William Lee "Bill" Cumming (March 24, 1917 – November 22, 2010) is a noted 20th-century American artist, often associated with the Northwest School. A controversial figure - he was a hardcore Stalinist for a long period, was married seven times, and was generally outspoken and opinionated - he eventually came to be respected as an important innovator and highly distinctive stylist in modern art, particularly in the Pacific Northwest.

Cumming was born March 24, 1917 in Kalispell, Montana, to James Rutherford and Helen Dorcas (Edmiston) Cumming. His father was a salesman. The family moved to Portland, Oregon, and then, when Cumming was seven, to Tukwila, Washington, a farming community south of Seattle.
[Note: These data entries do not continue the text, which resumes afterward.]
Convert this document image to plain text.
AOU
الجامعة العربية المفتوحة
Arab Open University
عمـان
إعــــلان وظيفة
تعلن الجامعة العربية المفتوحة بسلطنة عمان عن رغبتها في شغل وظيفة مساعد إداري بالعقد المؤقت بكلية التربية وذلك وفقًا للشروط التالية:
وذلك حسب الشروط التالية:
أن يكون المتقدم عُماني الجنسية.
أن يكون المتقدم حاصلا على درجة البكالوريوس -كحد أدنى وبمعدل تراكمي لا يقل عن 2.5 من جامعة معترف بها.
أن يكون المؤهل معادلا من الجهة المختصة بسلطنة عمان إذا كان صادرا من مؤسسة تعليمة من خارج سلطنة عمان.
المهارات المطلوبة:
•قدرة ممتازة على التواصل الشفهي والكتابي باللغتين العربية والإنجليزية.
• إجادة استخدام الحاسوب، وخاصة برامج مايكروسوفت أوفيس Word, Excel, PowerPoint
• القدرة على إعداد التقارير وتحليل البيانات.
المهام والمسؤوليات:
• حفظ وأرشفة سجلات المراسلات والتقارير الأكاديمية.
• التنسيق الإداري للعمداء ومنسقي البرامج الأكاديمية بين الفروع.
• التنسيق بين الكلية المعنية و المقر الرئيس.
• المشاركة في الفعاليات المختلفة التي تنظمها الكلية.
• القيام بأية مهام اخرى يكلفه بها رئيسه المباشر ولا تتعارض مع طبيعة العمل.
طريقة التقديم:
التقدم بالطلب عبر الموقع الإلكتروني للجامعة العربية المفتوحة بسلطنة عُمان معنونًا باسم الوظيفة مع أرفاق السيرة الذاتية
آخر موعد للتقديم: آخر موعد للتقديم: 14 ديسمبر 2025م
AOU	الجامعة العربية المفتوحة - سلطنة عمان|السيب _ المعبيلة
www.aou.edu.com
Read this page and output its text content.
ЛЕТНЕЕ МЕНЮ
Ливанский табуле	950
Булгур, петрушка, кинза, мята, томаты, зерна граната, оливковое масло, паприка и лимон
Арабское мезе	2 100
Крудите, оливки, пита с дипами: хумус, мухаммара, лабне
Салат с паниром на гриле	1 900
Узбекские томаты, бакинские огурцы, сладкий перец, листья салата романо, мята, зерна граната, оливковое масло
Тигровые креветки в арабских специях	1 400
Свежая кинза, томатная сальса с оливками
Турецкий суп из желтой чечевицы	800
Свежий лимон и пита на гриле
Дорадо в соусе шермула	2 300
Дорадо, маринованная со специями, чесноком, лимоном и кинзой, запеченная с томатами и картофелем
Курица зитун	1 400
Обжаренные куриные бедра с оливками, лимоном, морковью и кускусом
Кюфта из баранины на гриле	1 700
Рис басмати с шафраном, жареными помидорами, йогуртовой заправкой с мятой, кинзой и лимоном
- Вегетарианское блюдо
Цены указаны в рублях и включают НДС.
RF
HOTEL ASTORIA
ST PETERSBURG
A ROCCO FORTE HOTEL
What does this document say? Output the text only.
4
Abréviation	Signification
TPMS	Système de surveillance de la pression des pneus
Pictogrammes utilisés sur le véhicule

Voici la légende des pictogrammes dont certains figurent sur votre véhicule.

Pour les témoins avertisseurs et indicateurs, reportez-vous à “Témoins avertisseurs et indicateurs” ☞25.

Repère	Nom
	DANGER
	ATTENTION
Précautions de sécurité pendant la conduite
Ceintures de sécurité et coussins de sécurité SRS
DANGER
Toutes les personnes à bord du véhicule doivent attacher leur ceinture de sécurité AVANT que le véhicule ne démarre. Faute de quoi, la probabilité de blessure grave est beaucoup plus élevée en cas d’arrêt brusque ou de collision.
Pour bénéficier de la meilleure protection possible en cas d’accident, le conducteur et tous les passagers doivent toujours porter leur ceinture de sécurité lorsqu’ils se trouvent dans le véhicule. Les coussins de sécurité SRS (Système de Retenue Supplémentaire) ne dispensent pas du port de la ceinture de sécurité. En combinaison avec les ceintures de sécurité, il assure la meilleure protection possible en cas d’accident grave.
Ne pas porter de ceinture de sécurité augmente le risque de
Fascinated with art, young Bill took drawing courses by correspondence and travelled on weekends to the Seattle Public Library, where he taught himself art history. From an early age he was aware of the work of the local artists - such as Morris Graves, Mark Tobey, and Kenneth Callahan - who would later become known as the 'Northwest School'. After graduating from Foster High School in 1934, he briefly attended a small, short-lived private art school in Seattle. With the Great Depression in full swing, he lived at the family home in Tukwila while taking occasional art lessons and attempting to show his work to prospective employers. He failed to find work, but his enthusiasm and impressive drawing skill led to meeting many of the members of Seattle's small art community, and a job (unpaid) writing for local arts journal The Town Crier. He was eventually hired by Robert Bruce Inverarity, sketching, photographing, and doing odd jobs with the WPA's Federal Art Project, through which he met Morris Graves and his circle of friends. He became particularly close to artist/writer Margaret Callahan, who encouraged him greatly in developing an original painting style. The Seattle Art Museum bought three of his paintings, and in 1940 he won top prize for watercolor in SAM's 26th Northwest Annual Exhibition. In 1941 the museum gave him his first solo exhibition.